Her informant lifted himself on his toes to see better. "I don't know," he confessed sorrowfully, then tapped the shoulder of the man next to him. "Who is the lean, smooth-faced one? The one with the blue shirt and the patch on his knee?"

Just then Frona uttered a glad little cry and darted forward. "Matt!" she cried. "Matt McCarthy!"

The man with the patch shook her hand heartily, though he did not know her and distrust was plain in his eyes.

"Oh, you don't remember me!" she chattered. "And don't you dare say you do! If there weren't so many looking, I'd hug you, you old bear!

"And so Big Bear went home to the Little Bears," she recited, solemnly.

"And the Little Bears were very hungry.

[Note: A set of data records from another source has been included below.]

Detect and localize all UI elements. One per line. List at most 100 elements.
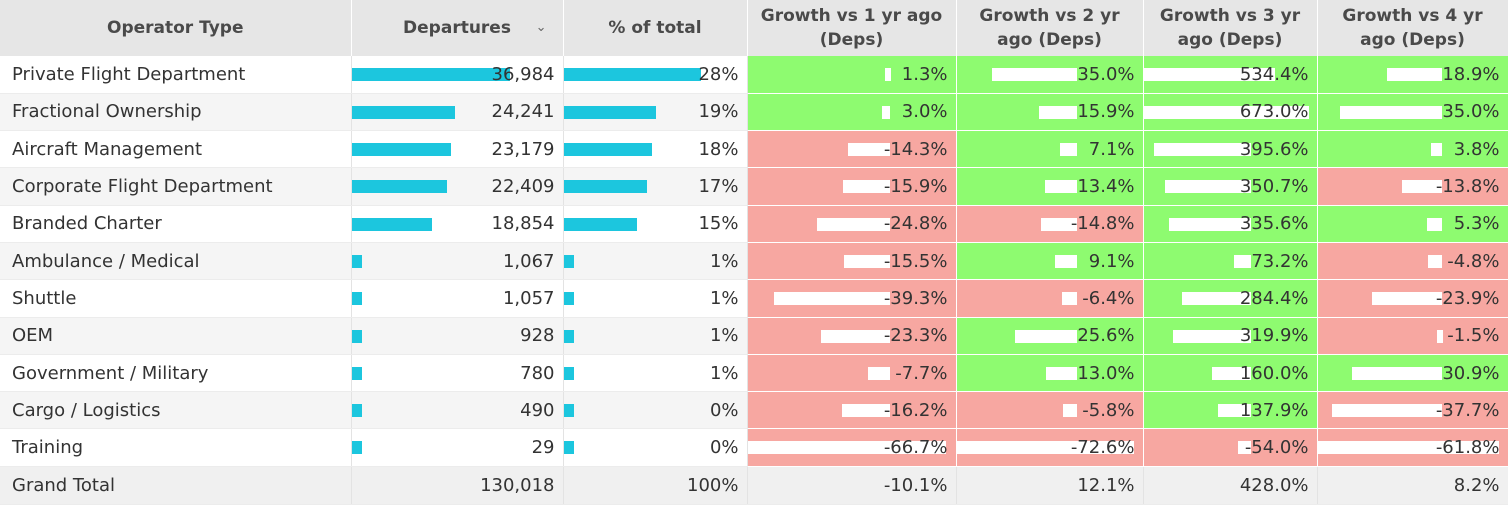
growth-bar — [847, 143, 891, 157]
growth-bar — [1181, 292, 1252, 306]
growth-value: 25.6% — [1077, 325, 1135, 347]
pct-total-value: 1% — [709, 287, 739, 309]
growth-2yr-cell: 9.1% — [956, 242, 1144, 281]
growth-2yr-cell: 35.0% — [956, 56, 1144, 94]
growth-bar — [843, 180, 891, 194]
departures-bar — [351, 180, 448, 194]
growth-value: -14.8% — [1070, 213, 1135, 235]
pct-total-cell: 19% — [563, 93, 748, 132]
departures-cell: 1,057 — [351, 279, 564, 318]
growth-bar — [884, 68, 891, 81]
growth-1yr-cell: -39.3% — [747, 279, 957, 318]
growth-bar — [1172, 329, 1252, 343]
growth-bar — [1431, 143, 1443, 157]
col-header-growth-4yr[interactable]: Growth vs 4 yr ago (Deps) — [1317, 0, 1508, 56]
growth-value: 35.0% — [1077, 63, 1135, 85]
growth-bar — [1165, 180, 1252, 194]
departures-bar — [351, 143, 451, 157]
departures-cell: 490 — [351, 391, 564, 430]
pct-total-bar — [563, 68, 701, 81]
col-header-growth-1yr[interactable]: Growth vs 1 yr ago (Deps) — [747, 0, 957, 56]
pct-total-bar — [563, 217, 637, 231]
departures-cell: 23,179 — [351, 130, 564, 169]
table-row[interactable]: Shuttle 1,057 1% -39.3% -6.4% 284.4% -23.9% — [0, 279, 1508, 318]
departures-value: 29 — [531, 437, 555, 459]
growth-bar — [1233, 254, 1252, 268]
pct-total-bar — [563, 180, 647, 194]
table-row[interactable]: OEM 928 1% -23.3% 25.6% 319.9% -1.5% — [0, 317, 1508, 355]
growth-bar — [1351, 366, 1443, 380]
growth-value: 160.0% — [1239, 362, 1309, 384]
growth-value: -16.2% — [883, 399, 948, 421]
growth-1yr-cell: -15.5% — [747, 242, 957, 281]
growth-value: -54.0% — [1244, 437, 1309, 459]
growth-value: 15.9% — [1077, 101, 1135, 123]
growth-value: 35.0% — [1442, 101, 1500, 123]
growth-bar — [1317, 441, 1499, 455]
growth-2yr-cell: -72.6% — [956, 428, 1144, 467]
growth-3yr-cell: 73.2% — [1143, 242, 1318, 281]
departures-cell: 29 — [351, 428, 564, 467]
growth-1yr-cell: 3.0% — [747, 93, 957, 132]
growth-bar — [1061, 292, 1078, 306]
departures-bar — [351, 254, 362, 268]
pct-total-value: 28% — [698, 63, 739, 85]
col-header-departures[interactable]: Departures ⌄ — [351, 0, 564, 56]
growth-1yr-cell: -7.7% — [747, 354, 957, 393]
table-row[interactable]: Private Flight Department 36,984 28% 1.3% 35… — [0, 56, 1508, 94]
col-header-operator-type[interactable]: Operator Type — [0, 0, 352, 56]
growth-value: -23.9% — [1435, 287, 1500, 309]
col-header-growth-2yr[interactable]: Growth vs 2 yr ago (Deps) — [956, 0, 1144, 56]
col-header-pct-total[interactable]: % of total — [563, 0, 748, 56]
pct-total-bar — [563, 143, 652, 157]
growth-4yr-cell: -13.8% — [1317, 167, 1508, 206]
growth-bar — [867, 366, 891, 380]
operator-type-cell: Corporate Flight Department — [0, 167, 352, 206]
operator-type-cell: Shuttle — [0, 279, 352, 318]
departures-cell: 1,067 — [351, 242, 564, 281]
growth-value: -37.7% — [1435, 399, 1500, 421]
pct-total-cell: 1% — [563, 317, 748, 355]
pct-total-cell: 15% — [563, 205, 748, 243]
grand-total-growth-1yr: -10.1% — [747, 466, 957, 505]
growth-2yr-cell: 25.6% — [956, 317, 1144, 355]
growth-bar — [1038, 105, 1078, 119]
growth-value: -7.7% — [895, 362, 948, 384]
pct-total-value: 1% — [709, 325, 739, 347]
departures-cell: 928 — [351, 317, 564, 355]
growth-1yr-cell: -14.3% — [747, 130, 957, 169]
col-header-growth-3yr[interactable]: Growth vs 3 yr ago (Deps) — [1143, 0, 1318, 56]
growth-bar — [1217, 404, 1252, 418]
departures-value: 18,854 — [491, 213, 555, 235]
growth-3yr-cell: 395.6% — [1143, 130, 1318, 169]
table-row[interactable]: Cargo / Logistics 490 0% -16.2% -5.8% 137.9% -… — [0, 391, 1508, 430]
growth-3yr-cell: 284.4% — [1143, 279, 1318, 318]
growth-bar — [1060, 143, 1078, 157]
growth-bar — [844, 254, 891, 268]
table-row[interactable]: Corporate Flight Department 22,409 17% -15.… — [0, 167, 1508, 206]
pct-total-value: 1% — [709, 362, 739, 384]
growth-2yr-cell: -14.8% — [956, 205, 1144, 243]
table-row[interactable]: Government / Military 780 1% -7.7% 13.0% 160.… — [0, 354, 1508, 393]
table-row[interactable]: Fractional Ownership 24,241 19% 3.0% 15.9% 67… — [0, 93, 1508, 132]
growth-bar — [1426, 217, 1443, 231]
departures-value: 24,241 — [491, 101, 555, 123]
operator-type-cell: Private Flight Department — [0, 56, 352, 94]
growth-value: 73.2% — [1251, 250, 1309, 272]
growth-bar — [956, 441, 1135, 455]
growth-4yr-cell: -23.9% — [1317, 279, 1508, 318]
growth-4yr-cell: 3.8% — [1317, 130, 1508, 169]
growth-value: 1.3% — [901, 63, 948, 85]
table-row[interactable]: Training 29 0% -66.7% -72.6% -54.0% -61.8% — [0, 428, 1508, 467]
growth-bar — [747, 441, 947, 455]
departures-cell: 36,984 — [351, 56, 564, 94]
table-row[interactable]: Ambulance / Medical 1,067 1% -15.5% 9.1% 73.2… — [0, 242, 1508, 281]
table-row[interactable]: Branded Charter 18,854 15% -24.8% -14.8% 335.… — [0, 205, 1508, 243]
growth-value: -72.6% — [1070, 437, 1135, 459]
growth-bar — [1154, 143, 1252, 157]
departures-bar — [351, 329, 362, 343]
table-row[interactable]: Aircraft Management 23,179 18% -14.3% 7.1% 39… — [0, 130, 1508, 169]
growth-bar — [1428, 254, 1443, 268]
pct-total-bar — [563, 404, 574, 418]
chevron-down-icon[interactable]: ⌄ — [535, 20, 547, 35]
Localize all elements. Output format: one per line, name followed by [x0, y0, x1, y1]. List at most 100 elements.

And Big Bear said, 'Guess what I have got, my children.' And one Little Bear guessed berries, and one Little Bear guessed salmon, and t'other Little Bear guessed porcupine.

Then Big Bear laughed 'Whoof! Whoof!' and said, 'A Nice Big FatMan!'"

As he listened, recollection avowed itself in his face, and, when she had finished, his eyes wrinkled up and he laughed a peculiar, laughable silent laugh.

"Sure, an' it's well I know ye," he explained; "but for the life iv me I can't put me finger on ye."

She pointed into the store and watched him anxiously.

"Now I have ye!" He drew back and looked her up and down, and his expression changed to disappointment. "It cuddent be. I mistook ye. Ye cud niver a-lived in that shanty," thrusting a thumb in the direction of the store.

Frona nodded her head vigorously.

"Thin it's yer ownself afther all? The little motherless darlin', with the goold hair I combed the knots out iv many's the time? The little witch that run barefoot an' barelegged over all the place?"

"Yes, yes," she corroborated, gleefully.

"The little divil that stole the dog-team an' wint over the Pass in the dead o' winter for to see where the world come to an ind on the ither side, just because old Matt McCarthy was afther tellin' her fairy stories?"

"O Matt, dear old Matt! Remember the time I went swimming with the Siwash girls from the Indian camp?"

"An' I dragged ye out by the hair o' yer head?"

"And lost one of your new rubber boots?"

"Ah, an' sure an' I do. And a most shockin' an' immodest affair it was! An' the boots was worth tin dollars over yer father's counter."

"And then you went away, over the Pass, to the Inside, and we never heard a word of you. Everybody thought you dead."

"Well I recollect the day. An' ye cried in me arms an' wuddent kiss yer old Matt good-by. But ye did in the ind," he exclaimed, triumphantly, "whin ye saw I was goin' to lave ye for sure. What a wee thing ye were!"